Le vaillant Triplolème entendit ces mots ; et il est nécessaire de dire que la patience de l’animal, en se laissant attacher la queue sans résistance, avait dompté ses terreurs, et beaucoup fait baisser les monstres dans son opinion. Il protesta que la baleine n’avait pas plus de malice, ni même plus de force qu’un limaçon ; et influencé par ce mépris injuste de l’ennemi, il n’attendit ni un nouvel ordre, ni une meilleure arme, ni une position plus commode, mais, se levant dans son enthousiasme, il lança sa fourche de toutes ses forces contre la malheureuse bête. Les barques ne s’étaient pas encore retirées à la distance nécessaire pour éviter tout péril, quand eut lieu cette déclaration de guerre inopportune.

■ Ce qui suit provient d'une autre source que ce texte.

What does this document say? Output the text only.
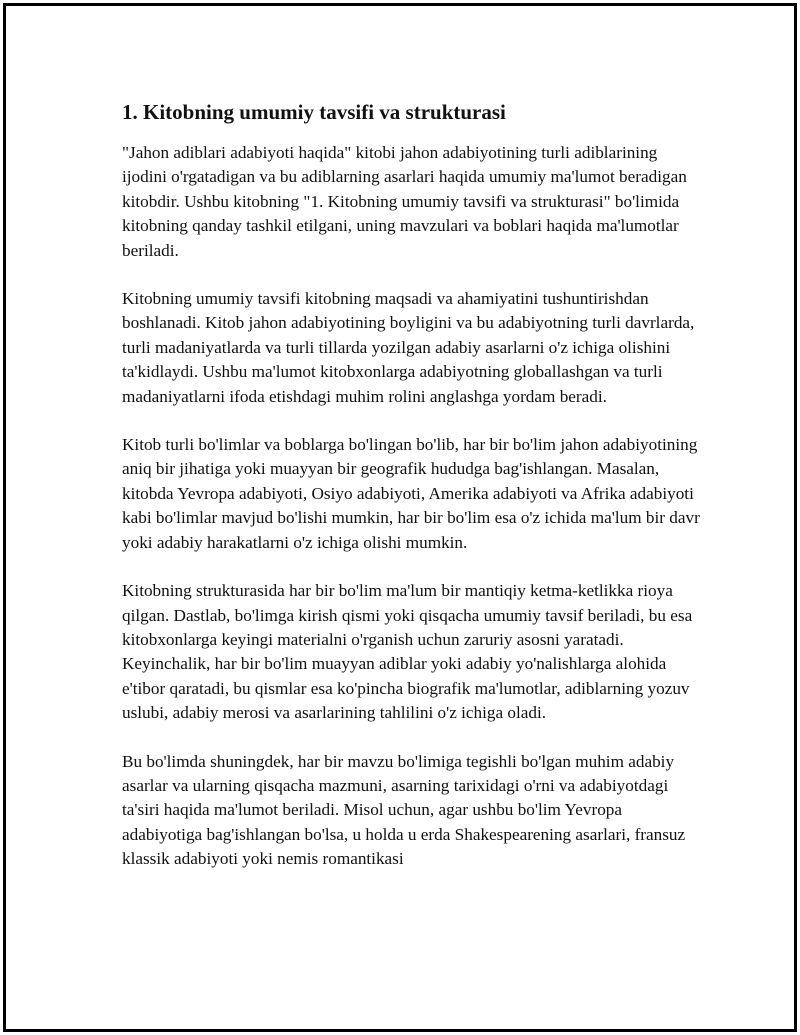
1. Kitobning umumiy tavsifi va strukturasi

"Jahon adiblari adabiyoti haqida" kitobi jahon adabiyotining turli adiblarining ijodini o'rgatadigan va bu adiblarning asarlari haqida umumiy ma'lumot beradigan kitobdir. Ushbu kitobning "1. Kitobning umumiy tavsifi va strukturasi" bo'limida kitobning qanday tashkil etilgani, uning mavzulari va boblari haqida ma'lumotlar beriladi.

Kitobning umumiy tavsifi kitobning maqsadi va ahamiyatini tushuntirishdan boshlanadi. Kitob jahon adabiyotining boyligini va bu adabiyotning turli davrlarda, turli madaniyatlarda va turli tillarda yozilgan adabiy asarlarni o'z ichiga olishini ta'kidlaydi. Ushbu ma'lumot kitobxonlarga adabiyotning globallashgan va turli madaniyatlarni ifoda etishdagi muhim rolini anglashga yordam beradi.

Kitob turli bo'limlar va boblarga bo'lingan bo'lib, har bir bo'lim jahon adabiyotining aniq bir jihatiga yoki muayyan bir geografik hududga bag'ishlangan. Masalan, kitobda Yevropa adabiyoti, Osiyo adabiyoti, Amerika adabiyoti va Afrika adabiyoti kabi bo'limlar mavjud bo'lishi mumkin, har bir bo'lim esa o'z ichida ma'lum bir davr yoki adabiy harakatlarni o'z ichiga olishi mumkin.

Kitobning strukturasida har bir bo'lim ma'lum bir mantiqiy ketma-ketlikka rioya qilgan. Dastlab, bo'limga kirish qismi yoki qisqacha umumiy tavsif beriladi, bu esa kitobxonlarga keyingi materialni o'rganish uchun zaruriy asosni yaratadi. Keyinchalik, har bir bo'lim muayyan adiblar yoki adabiy yo'nalishlarga alohida e'tibor qaratadi, bu qismlar esa ko'pincha biografik ma'lumotlar, adiblarning yozuv uslubi, adabiy merosi va asarlarining tahlilini o'z ichiga oladi.

Bu bo'limda shuningdek, har bir mavzu bo'limiga tegishli bo'lgan muhim adabiy asarlar va ularning qisqacha mazmuni, asarning tarixidagi o'rni va adabiyotdagi ta'siri haqida ma'lumot beriladi. Misol uchun, agar ushbu bo'lim Yevropa adabiyotiga bag'ishlangan bo'lsa, u holda u erda Shakespearening asarlari, fransuz klassik adabiyoti yoki nemis romantikasi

Magnus Troil, qui avait seulement plaisanté avec le facteur, et qui réservait la tâche d’enfoncer le premier trait dans la baleine à quelque main plus aguerrie, n’eut pas le temps de s’écrier : « À vous ! mes enfants, ou nous sommes submergés ! » Le monstre, réveillé soudain de son engourdissement par le coup que lui avait lancé le facteur, lança en l’air, avec un bruit pareil à l’explosion d’une pompe à feu, une grosse pluie d’eau, et en même temps il se mit à battre les vagues de sa queue dans toutes les directions. La barque que commandait Magnus reçut cette pluie salée que faisait jaillir l’animal ; et l’aventureux Triptolème, qui avait sa bonne part d’immersion, fut si étonné, si épouvanté des suites de sa malheureuse action, qu’il tomba à la renverse sous les pieds de ses compagnons, tandis que ceux-ci, trop occupés pour faire attention à lui, luttaient d’efforts pour conduire leur bateau hors de la portée du monstre. Le facteur resta donc quelques minutes dans cette position, foulé et piétiné par tout le monde, jusqu’à ce qu’on déposât les rames pour vider l’eau ; alors l’udaller ordonna d’approcher du rivage et de débarquer le pauvre marin qui avait entamé si maladroitement la bataille.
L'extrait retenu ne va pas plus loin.